Second, infrastructure projects need to be designed to provide technical training opportunities for young people. Ministries responsible for such projects can take the opportunity to upgrade their internal training centres, for example, partnering with local colleges, training institutes and vocational schools. Nigeria and other African countries can learn from experiences of countries such Malaysia, whose public works department's Research and Training Institute was converted into the Kuala Lumpur Infrastructure University College in 2003. Its six schools focus on engineering, information technology, communication and languages, applied sciences and architecture.
There are a large number of Nigerian ministerial institutes that are ready to play this role. For example, the Digital Bridge Institute under the telecoms ministry could expand its role in providing technical training beyond its current remit.
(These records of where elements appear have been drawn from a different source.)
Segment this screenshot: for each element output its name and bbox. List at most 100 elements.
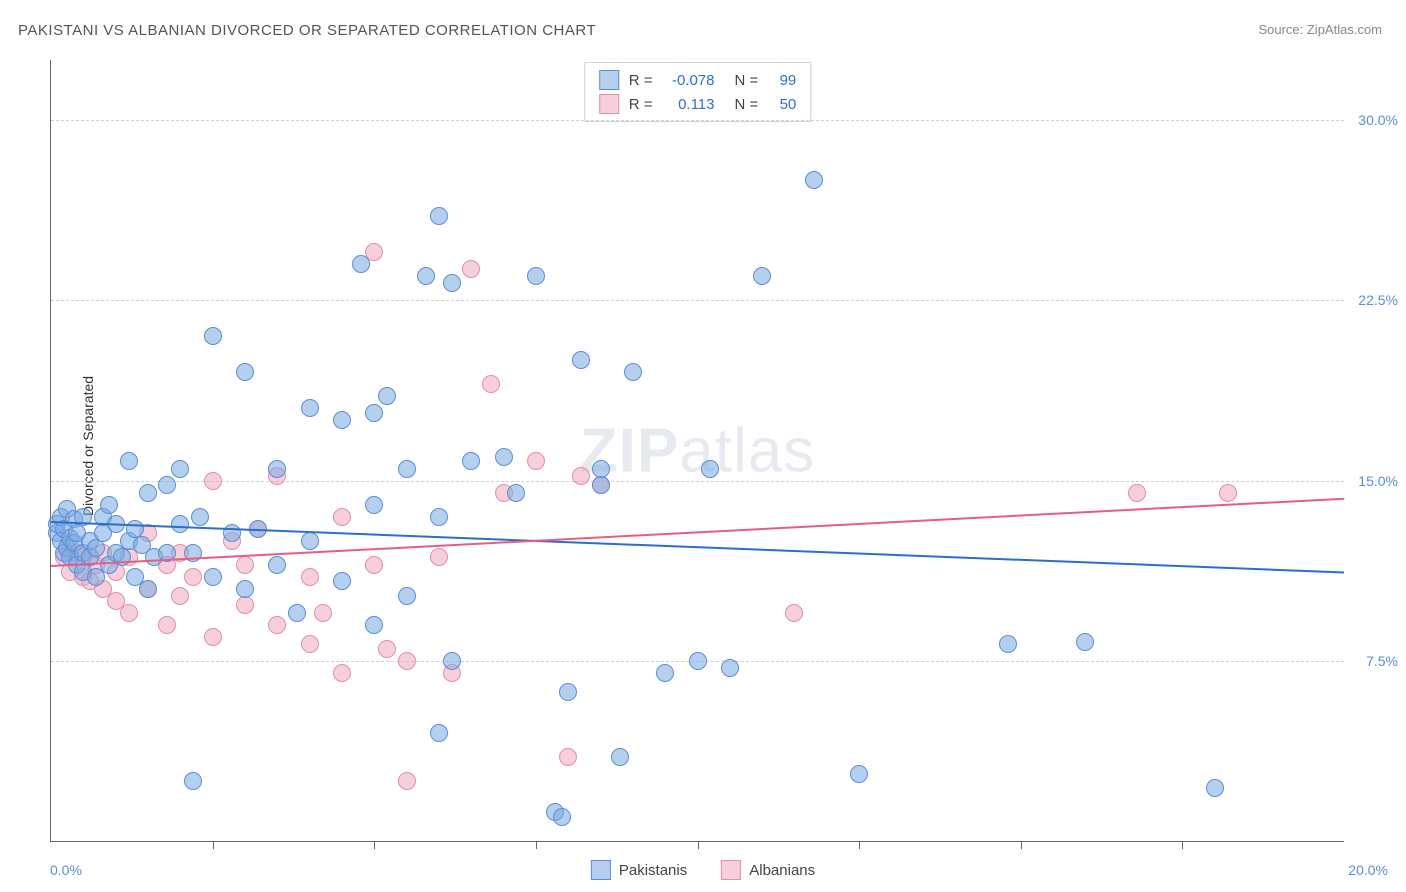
- data-point-pakistanis: [365, 496, 383, 514]
- data-point-albanians: [301, 635, 319, 653]
- data-point-pakistanis: [268, 556, 286, 574]
- data-point-pakistanis: [656, 664, 674, 682]
- y-tick-label: 7.5%: [1366, 653, 1398, 669]
- data-point-albanians: [236, 556, 254, 574]
- data-point-pakistanis: [398, 460, 416, 478]
- data-point-pakistanis: [443, 652, 461, 670]
- data-point-pakistanis: [430, 724, 448, 742]
- data-point-pakistanis: [1206, 779, 1224, 797]
- data-point-pakistanis: [417, 267, 435, 285]
- data-point-pakistanis: [139, 484, 157, 502]
- data-point-pakistanis: [495, 448, 513, 466]
- data-point-pakistanis: [288, 604, 306, 622]
- data-point-pakistanis: [204, 568, 222, 586]
- stat-n-pakistanis: 99: [768, 72, 796, 89]
- data-point-pakistanis: [462, 452, 480, 470]
- data-point-pakistanis: [100, 496, 118, 514]
- swatch-albanians: [599, 94, 619, 114]
- x-tick: [698, 841, 699, 849]
- plot-area: ZIPatlas R = -0.078 N = 99 R = 0.113 N =…: [50, 60, 1344, 842]
- swatch-pakistanis: [591, 860, 611, 880]
- stats-box: R = -0.078 N = 99 R = 0.113 N = 50: [584, 62, 812, 122]
- y-tick-label: 22.5%: [1358, 292, 1398, 308]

Third, infrastructure projects can support youth employment through entrepreneurial training. Young people working on such projects can acquire business and management skills to help them create and run their own enterprises. The government can also help link infrastructure managers to business and management schools.
Nigeria offers a glimpse at how a crisis can be turned into an opportunity for youth employment, skills development and overall economic transformation. Between 2010 and 2015 the number of young people (aged 15-24) in sub-Saharan Africa is expected to rise by 19.4 million, to account for 14% of that age group's global share. They are Africa's most important economic asset and need to be gainfully employed without delay.